The only non-COVID news seemed to be about Tom Brady (and Gronk) and their decision to reunite and play for that team in Florida. I forget what they call it.
There was the investigation into the “videotaping” incident, the decision not to sign Cam Newton and then the decision to sign Newton for what could be the deal of a century for a former MVP quarterback and game-changing athlete.
It’s arguing about the Patriots that helps to keep me and some of my friends from college with very different political views connected. It’s a common language and common ground when other topics stoke division.
Sports matter at all levels. There are important lessons about life and being a part of a team that come from participating in high school sports. There are lessons in discipline and putting others ahead of self. There is, after all, no “i” in “team.”

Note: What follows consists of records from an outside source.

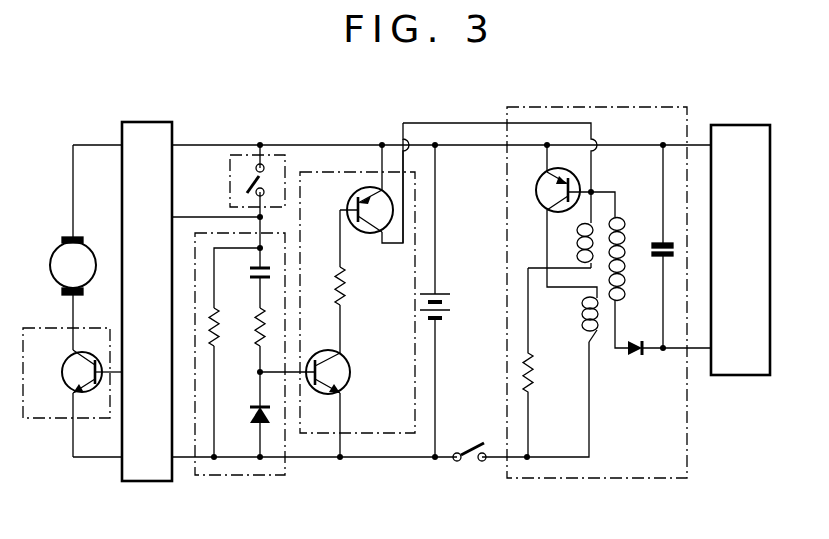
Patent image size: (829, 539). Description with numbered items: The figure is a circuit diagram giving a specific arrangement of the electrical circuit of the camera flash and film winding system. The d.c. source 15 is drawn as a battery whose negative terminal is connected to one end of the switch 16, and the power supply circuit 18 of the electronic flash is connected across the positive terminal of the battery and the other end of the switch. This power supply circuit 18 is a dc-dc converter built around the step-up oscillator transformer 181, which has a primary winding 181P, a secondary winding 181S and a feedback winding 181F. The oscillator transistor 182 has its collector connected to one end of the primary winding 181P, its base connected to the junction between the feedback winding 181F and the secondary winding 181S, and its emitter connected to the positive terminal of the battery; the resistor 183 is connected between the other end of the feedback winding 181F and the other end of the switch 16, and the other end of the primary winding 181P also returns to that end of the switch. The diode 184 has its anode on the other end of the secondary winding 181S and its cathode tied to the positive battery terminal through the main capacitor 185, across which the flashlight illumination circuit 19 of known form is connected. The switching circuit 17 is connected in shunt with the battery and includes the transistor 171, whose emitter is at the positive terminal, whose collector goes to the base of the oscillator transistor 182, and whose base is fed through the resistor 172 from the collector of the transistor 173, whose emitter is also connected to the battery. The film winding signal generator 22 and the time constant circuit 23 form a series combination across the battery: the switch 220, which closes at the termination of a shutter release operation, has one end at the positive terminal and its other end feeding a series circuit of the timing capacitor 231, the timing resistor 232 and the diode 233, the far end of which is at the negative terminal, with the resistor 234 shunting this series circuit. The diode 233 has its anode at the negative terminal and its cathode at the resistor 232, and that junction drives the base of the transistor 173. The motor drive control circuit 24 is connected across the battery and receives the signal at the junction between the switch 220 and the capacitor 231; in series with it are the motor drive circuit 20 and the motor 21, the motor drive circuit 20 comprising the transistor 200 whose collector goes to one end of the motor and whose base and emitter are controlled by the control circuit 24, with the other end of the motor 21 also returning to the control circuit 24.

The d.c. source 15 is at (444, 307).
The switch 16 is at (470, 450).
The switching circuit 17 is at (365, 437).
The power supply circuit 18 is at (686, 456).
The flashlight illumination circuit 19 is at (742, 375).
The motor drive circuit 20 is at (55, 418).
The motor 21 is at (50, 266).
The film winding signal generator 22 is at (282, 154).
The time constant circuit 23 is at (236, 475).
The motor drive control circuit 24 is at (126, 199).
The transistor 171 is at (353, 200).
The resistor 172 is at (346, 283).
The transistor 173 is at (338, 367).
The step-up oscillator transformer 181 is at (600, 341).
The feedback winding 181F is at (585, 252).
The primary winding 181P is at (582, 315).
The secondary winding 181S is at (624, 294).
The oscillator transistor 182 is at (545, 197).
The resistor 183 is at (533, 365).
The diode 184 is at (638, 355).
The main capacitor 185 is at (652, 247).
The transistor 200 is at (68, 364).
The switch 220 is at (246, 182).
The timing capacitor 231 is at (254, 275).
The timing resistor 232 is at (257, 340).
The diode 233 is at (250, 414).
The resistor 234 is at (211, 342).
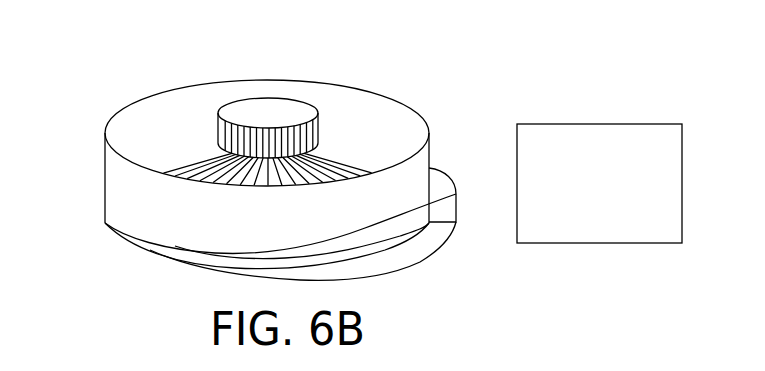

I want fall sports – all sports – to return as a fan, as a father and someone who recognizes how sports can bring communities together.
But allowing close-contact sports doesn’t make any sense under the current circumstances.
Dr. Dora Anne Mills is the former head of the Maine Center for Disease Control and Prevention. We worked together during the H1N1 pandemic and a number of other health crises during my time in the Baldacci administration. There’s simply no one I trust more on matters of public health.
Talking to the Portland Press Herald and again on her personal Facebook feed, which is a wealth of great information about coronavirus and COVID-19, Mills put it this way:
“If Millinocket has taught us anything, it’s that this novel virus is very serious and can spread extraordinarily quickly throughout a wedding party, a school, a community and even the state. It’s human nature to at least try to do sports, to say we’ll stop if we get an outbreak, but by then it can be too late. You can’t put that genie back in the bottle.”
Already, the super-spreader event in the Katahdin region has forced schools to change their plans and the impact has spread all over the state, seriously impacting the York County jail hundreds of miles away and a rehabilitation facility more than 100 miles away.
We all want things to return to normal. Every one of us. I want my kids back in school and playing sports.
But if the classroom isn’t safe for full-time instruction, then neither is the locker room or the playing field.
The Maine Principals’ Association has called its play, but they forgot that central lesson of sports. When it comes to fighting the spread of COVID-19, we’re all on the same team.
David Farmer is a public affairs, political and media consultant in Portland, where he lives with his wife and two children.